The sparklers burned tiny holes in the patio furniture cushions. I don’t want this summer to be a frame around the thought of last summer.
In trying to find the perfect color for the living room walls, my mom has applied a half-dozen different shades of off-white to the walls in stripes and amorphous splotches. Now, just like the rest of us, the living room has uneven summer tan-lines. The swatches have names like “Ivory Coast” and “Oatmeal,” names that make it seem like we lead far more delicate lives than we actually do.
Arun calls me while I’m in the grocery store. “You and I have the same problem,” he tells me. “We have all these ridiculous ideas about the way we want people to be,” I finish his thought, putting three apricots in a plastic bag.

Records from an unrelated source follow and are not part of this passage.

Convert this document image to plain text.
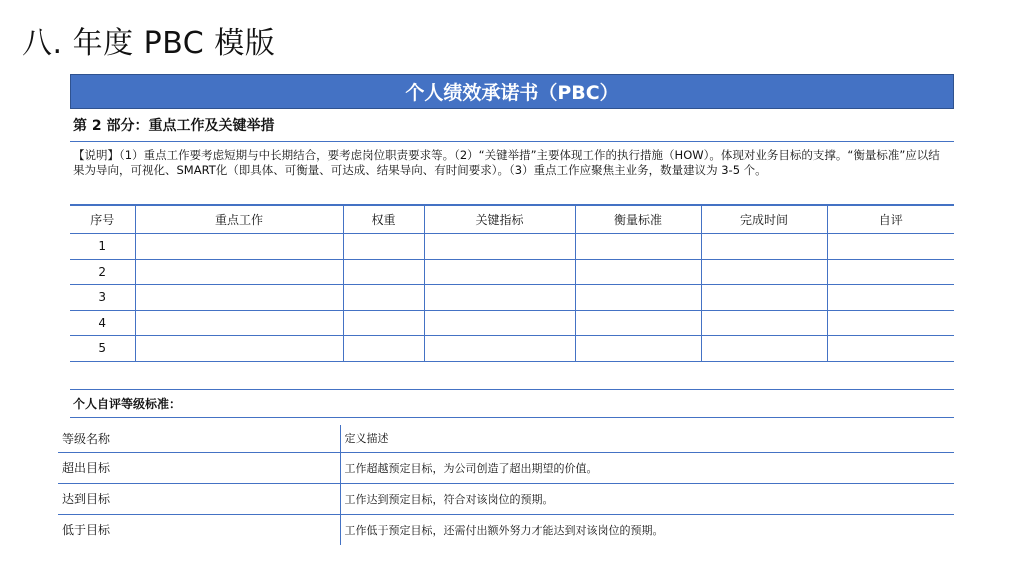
八. 年度 PBC 模版
个人绩效承诺书（PBC）
第 2 部分：重点工作及关键举措
【说明】（1）重点工作要考虑短期与中长期结合，要考虑岗位职责要求等。（2）“关键举措”主要体现工作的执行措施（HOW）。体现对业务目标的支撑。“衡量标准”应以结果为导向，可视化、SMART化（即具体、可衡量、可达成、结果导向、有时间要求）。（3）重点工作应聚焦主业务，数量建议为 3-5 个。
序号	重点工作	权重	关键指标	衡量标准	完成时间	自评
1						
2						
3						
4						
5						
个人自评等级标准：
等级名称	定义描述
超出目标	工作超越预定目标，为公司创造了超出期望的价值。
达到目标	工作达到预定目标，符合对该岗位的预期。
低于目标	工作低于预定目标，还需付出额外努力才能达到对该岗位的预期。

He’s with me for frozen foods, then cereals, dairy, and the checkout line. Sometimes when I’m talking to him, he refers to where I am as the “left coast,” which I love, because it sounds like the distance between here and Brooklyn is an arm’s-span.
My favorite thing about Pinecrest Elementary was the gigantic fiberglass jack-o-lantern they had in the corner of the playground. It was the size of a car. From the outside it looked marvelous and exciting, but once you crawled inside it, there was nothing to do but sit and examine the stringy fiberglass walls, or watch the kids playing outside, framed by three triangles and a crescent moon.

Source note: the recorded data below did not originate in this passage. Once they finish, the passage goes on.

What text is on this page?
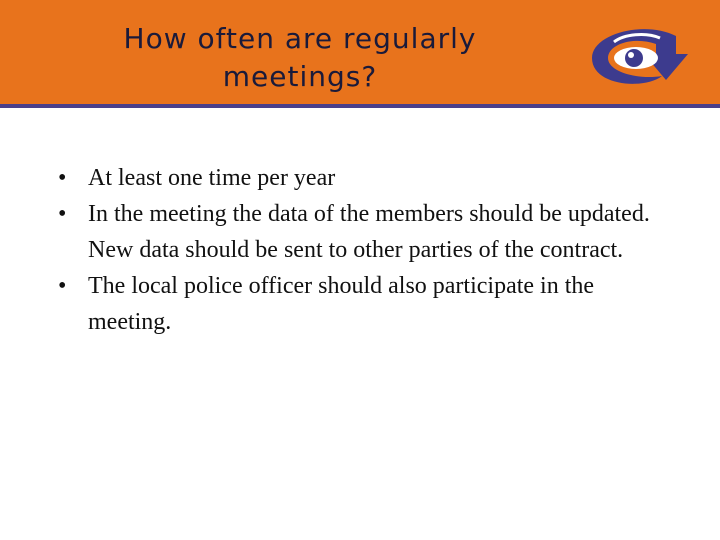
How often are regularly
meetings?
• At least one time per year
• In the meeting the data of the members should be updated. New data should be sent to other parties of the contract.
• The local police officer should also participate in the meeting.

Siena was like a room with a fan-shaped seashell in the middle of it. Nicole and I sat in one of the folds of the gigantic shell and watched a group of middle-aged tourists play Red Rover among the pigeons. The tourists were slow-moving and all smiles, the pigeons couldn’t understand what was happening.
Yesterday I found him in the folder of all the accident photos, a swooning reflection in the rear window of the Toyota.
We take what we can get:
The taxidermied mammals of North America.
A piece of beryl that’s the color of my parents’ swimming pool
on the fourth of July.
A surprised megamouth shark in a tank full of yellowing formaldehyde.
“Look at the size of that mouth. We could fit you in there,”
the man next to us says to his little girl,
lifting her up so she can see the hungry thing.
In the morning, I peel my body from yours.
Your back is all scapulae and buttons and birthmarks,
amateur cartography, your natural history.